Apache NiFi 1.1.0 - Secured cluster setup

All of my NiFi related content in one place

Apache NiFi 1.1.0 is now out, and I want to discuss a specific subject in a couple of posts: how to scale up and down a NiFi cluster without loosing data? Before going into this subject, I want to setup a 3-nodes secured cluster using the NiFi toolkit. It will be my starting point to scale up my cluster with an additional node, and then scale down my cluster.

There are already great posts describing how to setup a secured cluster using embedded ZK and taking advantage of the NiFi toolkit for the certificates, so I won’t go in too much details. For reference, here are some great articles I recommend:

OK… let’s move on. My initial setup is the following:

  • My OS X laptop
  • 2 CentOS 7 VM

All nodes have required prerequisites (network, java, etc), have the NiFi 1.1.0 binary archive uncompressed available, and have the NiFi toolkit 1.1.0 binary archive uncompressed available.

On my OS X laptop, I will use the NiFi TLS toolkit in server mode so that it acts as a Certificate Authority that can be used by clients to get Certificates.

Here is the description of how to use the TLS toolkit in server mode:

./bin/tls-toolkit.sh server

usage: org.apache.nifi.toolkit.tls.TlsToolkitMain [-a <arg>] [-c <arg>] [--configJsonIn <arg>] [-d <arg>] [-D <arg>] [-f <arg>] [-F] [-g] [-h] [-k <arg>] [-p
       <arg>] [-s <arg>] [-T <arg>] [-t <arg>]
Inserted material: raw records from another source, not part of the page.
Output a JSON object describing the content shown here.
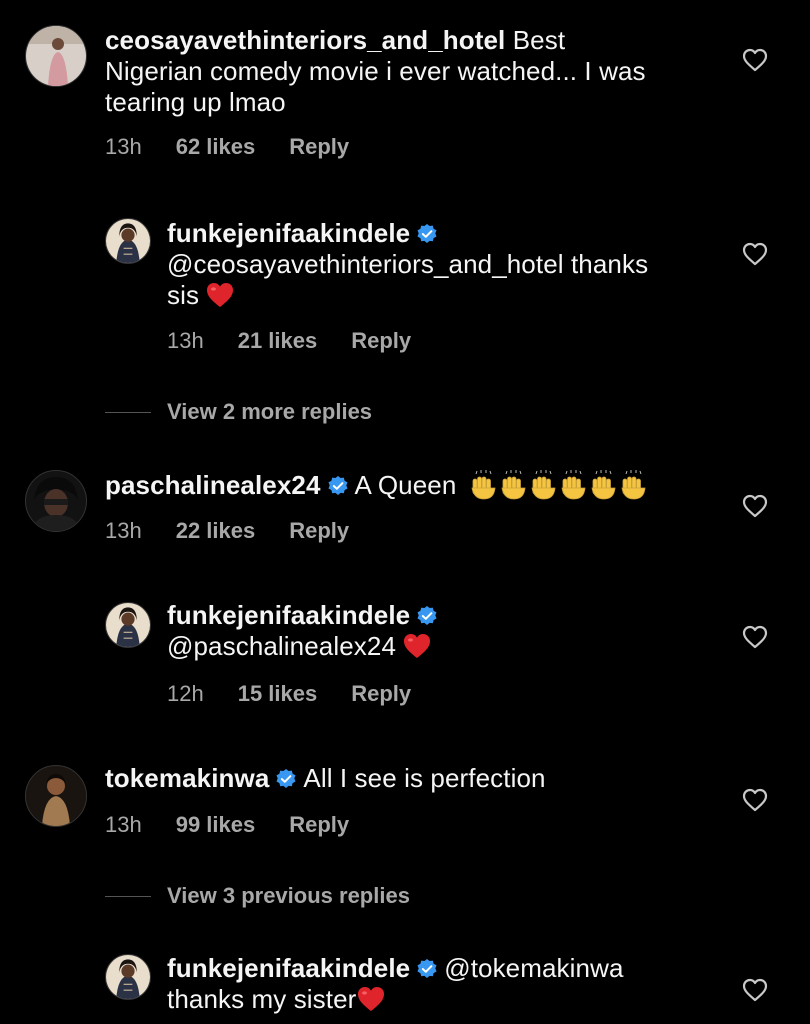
{
  "comments": [
    {
      "username": "ceosayavethinteriors_and_hotel",
      "text_line1": "Best",
      "text_line2": "Nigerian comedy movie i ever watched... I was",
      "text_line3": "tearing up lmao",
      "time": "13h",
      "likes": "62 likes",
      "reply": "Reply"
    },
    {
      "username": "funkejenifaakindele",
      "mention": "@ceosayavethinteriors_and_hotel",
      "text_after_mention": "thanks",
      "text_line2": "sis",
      "time": "13h",
      "likes": "21 likes",
      "reply": "Reply"
    },
    {
      "username": "paschalinealex24",
      "text": "A Queen",
      "time": "13h",
      "likes": "22 likes",
      "reply": "Reply"
    },
    {
      "username": "funkejenifaakindele",
      "mention": "@paschalinealex24",
      "time": "12h",
      "likes": "15 likes",
      "reply": "Reply"
    },
    {
      "username": "tokemakinwa",
      "text": "All I see is perfection",
      "time": "13h",
      "likes": "99 likes",
      "reply": "Reply"
    },
    {
      "username": "funkejenifaakindele",
      "mention": "@tokemakinwa",
      "text_line2": "thanks my sister"
    }
  ],
  "view_more_1": "View 2 more replies",
  "view_more_2": "View 3 previous replies",
  "icons": {
    "like": "heart-outline-icon",
    "verified": "verified-badge-icon",
    "red_heart": "red-heart-emoji",
    "clap": "raising-hands-emoji"
  },
  "colors": {
    "background": "#000000",
    "text": "#f5f5f5",
    "secondary": "#a8a8a8",
    "verified": "#3897f0",
    "red_heart": "#e0242b"
  }
}
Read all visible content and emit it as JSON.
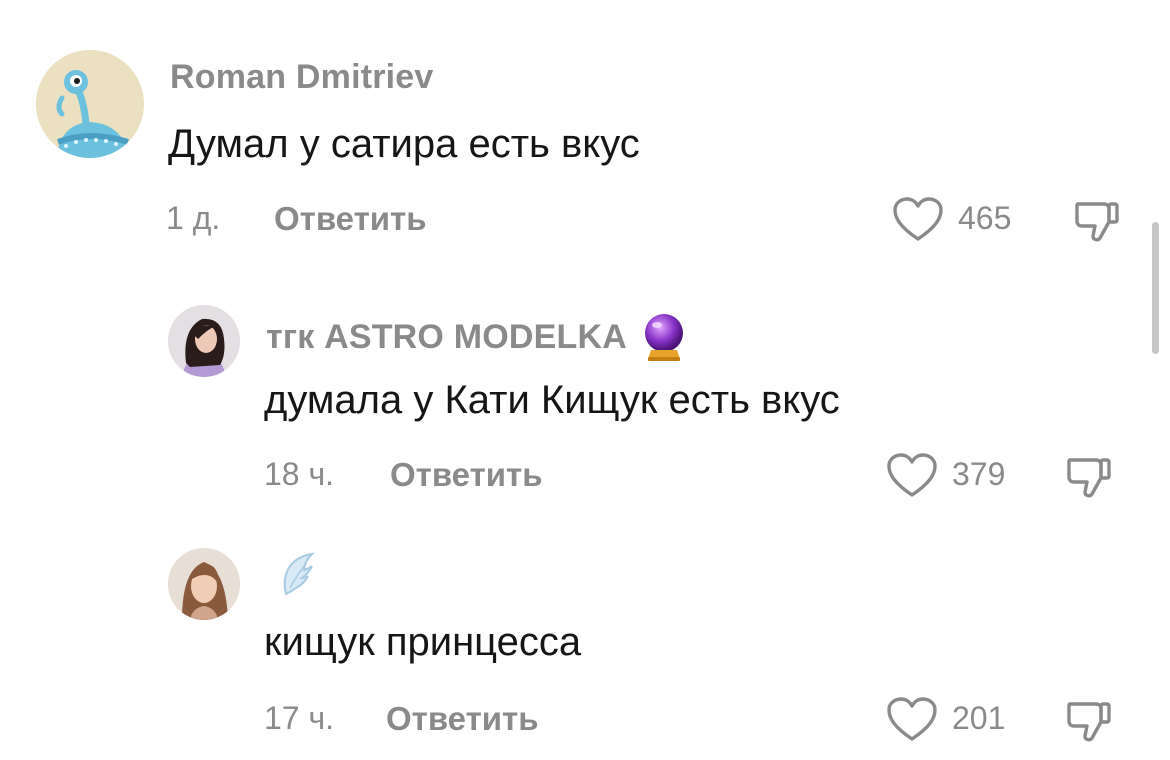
{
  "comments": [
    {
      "username": "Roman Dmitriev",
      "text": "Думал у сатира есть вкус",
      "time": "1 д.",
      "reply_label": "Ответить",
      "likes": "465",
      "avatar": "alien-avatar-icon"
    },
    {
      "username": "тгк ASTRO MODELKA",
      "username_emoji": "crystal-ball-icon",
      "text": "думала у Кати Кищук есть вкус",
      "time": "18 ч.",
      "reply_label": "Ответить",
      "likes": "379",
      "avatar": "girl-photo-avatar"
    },
    {
      "username": "",
      "username_emoji": "wing-icon",
      "text": "кищук принцесса",
      "time": "17 ч.",
      "reply_label": "Ответить",
      "likes": "201",
      "avatar": "girl-photo-avatar-2"
    }
  ],
  "colors": {
    "text": "#161616",
    "secondary": "#8a8a8a",
    "background": "#ffffff"
  }
}
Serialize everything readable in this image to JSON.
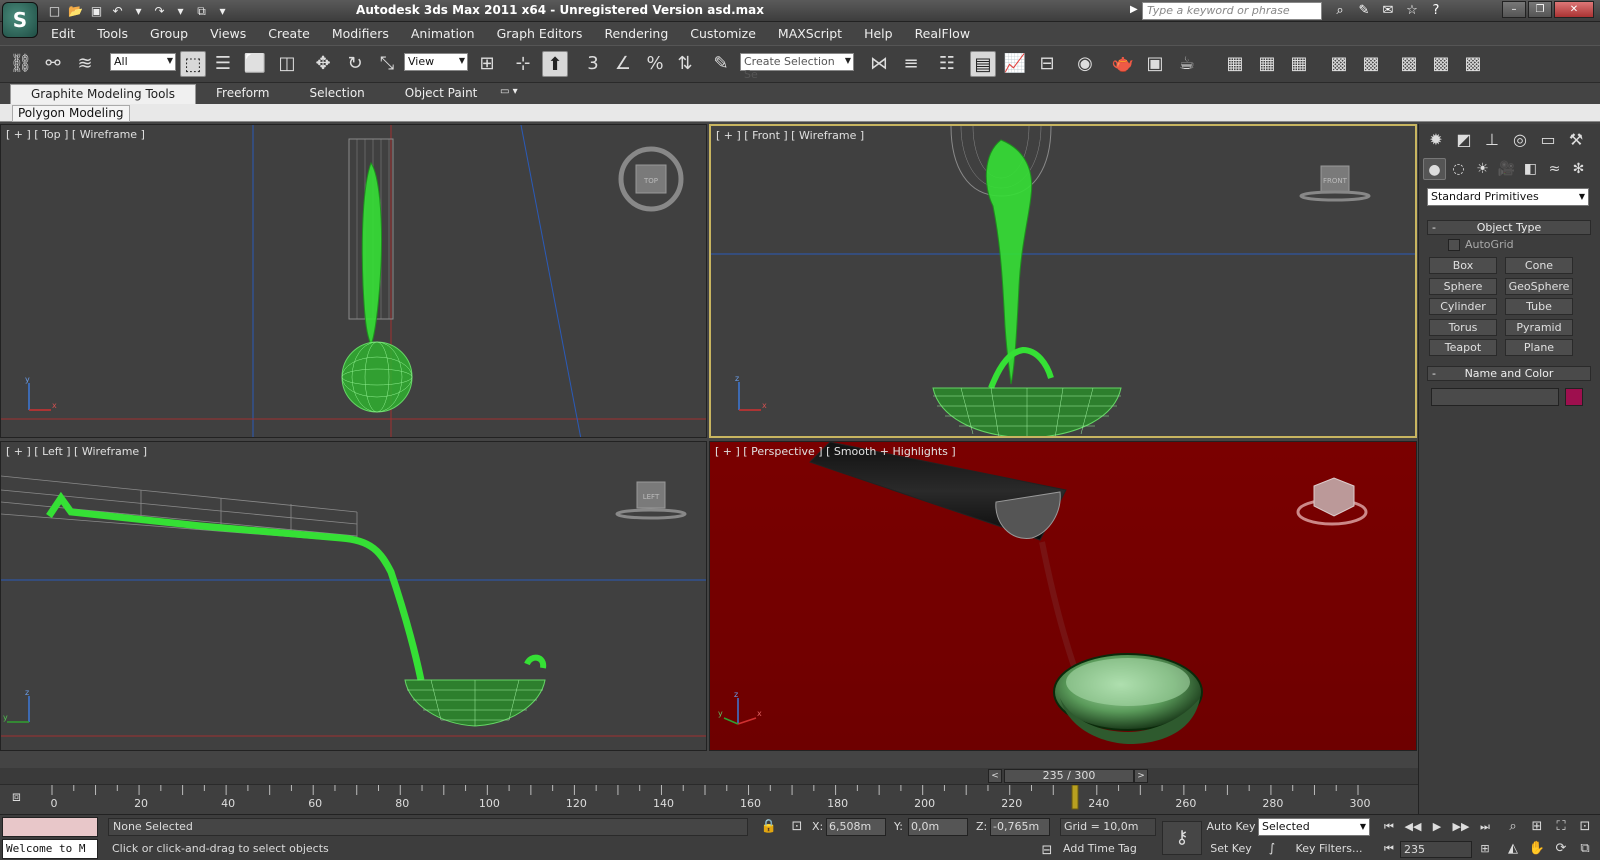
{
  "window": {
    "title": "Autodesk 3ds Max  2011 x64  -  Unregistered Version    asd.max",
    "search_placeholder": "Type a keyword or phrase"
  },
  "menu": [
    "Edit",
    "Tools",
    "Group",
    "Views",
    "Create",
    "Modifiers",
    "Animation",
    "Graph Editors",
    "Rendering",
    "Customize",
    "MAXScript",
    "Help",
    "RealFlow"
  ],
  "toolbar": {
    "selection_filter": "All",
    "reference_coord": "View",
    "named_selection_placeholder": "Create Selection Se"
  },
  "ribbon": {
    "tabs": [
      "Graphite Modeling Tools",
      "Freeform",
      "Selection",
      "Object Paint"
    ],
    "panel_label": "Polygon Modeling"
  },
  "viewports": {
    "top": {
      "label": "[ + ] [ Top ] [ Wireframe ]",
      "cube": "TOP"
    },
    "front": {
      "label": "[ + ] [ Front ] [ Wireframe ]",
      "cube": "FRONT"
    },
    "left": {
      "label": "[ + ] [ Left ] [ Wireframe ]",
      "cube": "LEFT"
    },
    "perspective": {
      "label": "[ + ] [ Perspective ] [ Smooth + Highlights ]"
    },
    "axis_x": "x",
    "axis_y": "y",
    "axis_z": "z"
  },
  "command_panel": {
    "category_dropdown": "Standard Primitives",
    "object_type_title": "Object Type",
    "autogrid_label": "AutoGrid",
    "buttons": [
      "Box",
      "Cone",
      "Sphere",
      "GeoSphere",
      "Cylinder",
      "Tube",
      "Torus",
      "Pyramid",
      "Teapot",
      "Plane"
    ],
    "name_color_title": "Name and Color",
    "object_color": "#9e0f4e"
  },
  "timeline": {
    "frame_display": "235 / 300",
    "current_frame": 235,
    "total_frames": 300,
    "ticks": [
      "0",
      "20",
      "40",
      "60",
      "80",
      "100",
      "120",
      "140",
      "160",
      "180",
      "200",
      "220",
      "240",
      "260",
      "280",
      "300"
    ]
  },
  "status": {
    "listener_text": "Welcome to M",
    "selection_status": "None Selected",
    "prompt": "Click or click-and-drag to select objects",
    "x_label": "X:",
    "x_value": "6,508m",
    "y_label": "Y:",
    "y_value": "0,0m",
    "z_label": "Z:",
    "z_value": "-0,765m",
    "grid": "Grid = 10,0m",
    "add_time_tag": "Add Time Tag",
    "auto_key": "Auto Key",
    "set_key": "Set Key",
    "key_mode": "Selected",
    "key_filters": "Key Filters...",
    "frame_value": "235"
  },
  "colors": {
    "wire_green": "#35e035",
    "perspective_bg": "#6e0000",
    "active_border": "#c8b560"
  }
}
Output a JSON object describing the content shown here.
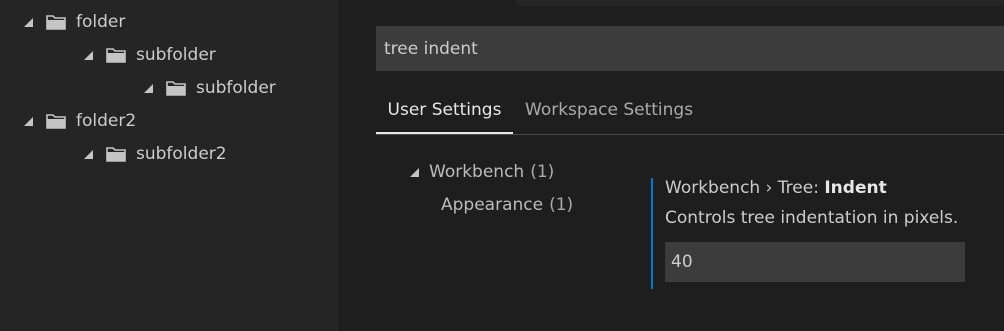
{
  "explorer": {
    "items": [
      {
        "label": "folder",
        "icon": "folder-icon"
      },
      {
        "label": "subfolder",
        "icon": "folder-icon"
      },
      {
        "label": "subfolder",
        "icon": "folder-icon"
      },
      {
        "label": "folder2",
        "icon": "folder-icon"
      },
      {
        "label": "subfolder2",
        "icon": "folder-icon"
      }
    ]
  },
  "settings": {
    "search": {
      "value": "tree indent"
    },
    "tabs": [
      {
        "label": "User Settings",
        "active": true
      },
      {
        "label": "Workspace Settings",
        "active": false
      }
    ],
    "toc": [
      {
        "label": "Workbench",
        "count": "(1)"
      },
      {
        "label": "Appearance",
        "count": "(1)"
      }
    ],
    "item": {
      "title_prefix": "Workbench › Tree: ",
      "title_name": "Indent",
      "description": "Controls tree indentation in pixels.",
      "value": "40"
    }
  },
  "colors": {
    "background": "#1e1e1e",
    "sidebar": "#252526",
    "input_background": "#3c3c3c",
    "accent": "#007acc",
    "text": "#cccccc"
  }
}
Acts as a Certificate Authority that can be used by clients to get Certificates

 -a,--keyAlgorithm <arg>                   Algorithm to use for generated keys. (default: RSA)
 -c,--certificateAuthorityHostname <arg>   Hostname of NiFi Certificate Authority (default: localhost)
    --configJsonIn <arg>                   The place to read configuration info from (defaults to the value of configJson), implies useConfigJson if set.
                                           (default: configJson value)
 -d,--days <arg>                           Number of days issued certificate should be valid for. (default: 1095)
 -D,--dn <arg>                             The dn to use for the CA certificate (default: CN=YOUR_CA_HOSTNAME,OU=NIFI)
 -f,--configJson <arg>                     The place to write configuration info (default: config.json)
 -F,--useConfigJson                        Flag specifying that all configuration is read from configJson to facilitate automated use (otherwise configJson will
                                           only be written to.
 -g,--differentKeyAndKeystorePasswords     Use different generated password for the key and the keyStore.
 -h,--help                                 Print help and exit.
 -k,--keySize <arg>                        Number of bits for generated keys. (default: 2048)
 -p,--PORT <arg>                           The port for the Certificate Authority to listen on (default: 8443)
 -s,--signingAlgorithm <arg>               Algorithm to use for signing certificates. (default: SHA256WITHRSA)
 -T,--keyStoreType <arg>                   The type of keyStores to generate. (default: jks)
 -t,--token <arg>                          The token to use to prevent MITM (required and must be same as one used by clients)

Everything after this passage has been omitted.